According to UN estimates, the UAE hosts the sixth largest population of migrants in the world, due to a high reliance of the country’s labor force on migrant workers. In the UAE, migrant workers mainly originate from India, Bangladesh and Pakistan, and typically contribute to low-skilled or semi-skilled areas of the economy, such as the construction sector. Construction firms in the UAE primarily recruit labor from these countries and during the recruitment drive go to the labour sending country and interview and select qualified workers.
In early 2015, the Ministry of Human Resources and Emiratisation (MoHRE) of the United Arab Emirates (UAE) collaborated with other labour sending countries to institute a novel feature to this recruitment process.
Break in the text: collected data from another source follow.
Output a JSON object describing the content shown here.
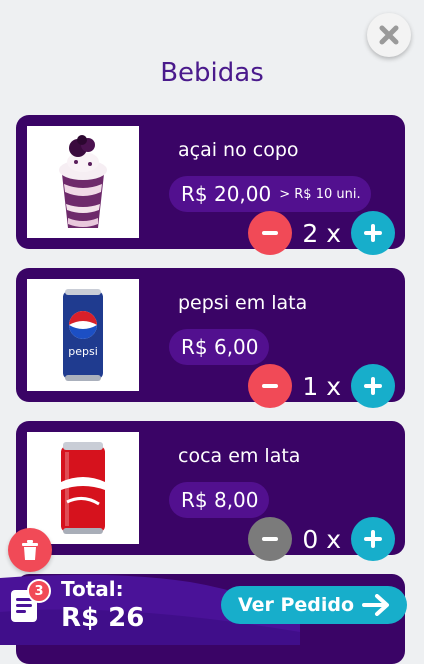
{
  "header": {
    "title": "Bebidas",
    "close_icon": "close-icon"
  },
  "products": [
    {
      "name": "açai no copo",
      "price": "R$ 20,00",
      "promo": "> R$ 10 uni.",
      "quantity_text": "2 x",
      "minus_state": "active"
    },
    {
      "name": "pepsi em lata",
      "price": "R$ 6,00",
      "promo": "",
      "quantity_text": "1 x",
      "minus_state": "active"
    },
    {
      "name": "coca em lata",
      "price": "R$ 8,00",
      "promo": "",
      "quantity_text": "0 x",
      "minus_state": "disabled"
    }
  ],
  "footer": {
    "badge_count": "3",
    "total_label": "Total:",
    "total_value": "R$ 26",
    "ver_pedido_label": "Ver Pedido"
  },
  "colors": {
    "card": "#3a0466",
    "accent_red": "#f14a57",
    "accent_teal": "#17aecb",
    "title": "#4a1a8c"
  }
}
On a pilot bases, workers were given training in their home countries in the skills needed by the firms in the UAE as a means to investigate whether the acquisition of new skills by low-skilled migrant workers through an accredited training program has an impact on various outcomes of migrant workers in the UAE. More specifically, the study attempts to determine whether certified workers (those who have been provided with skills through a training program) are more productive and perform better than their uncertified counterparts. Additional questions asked in this pilot project include issues around the impacts of migration on following: wages, subjective well-being or probability of remaining longer in the country.
The program aims to ensure that migrant workers can advance in their careers and benefit from their decision to migrate.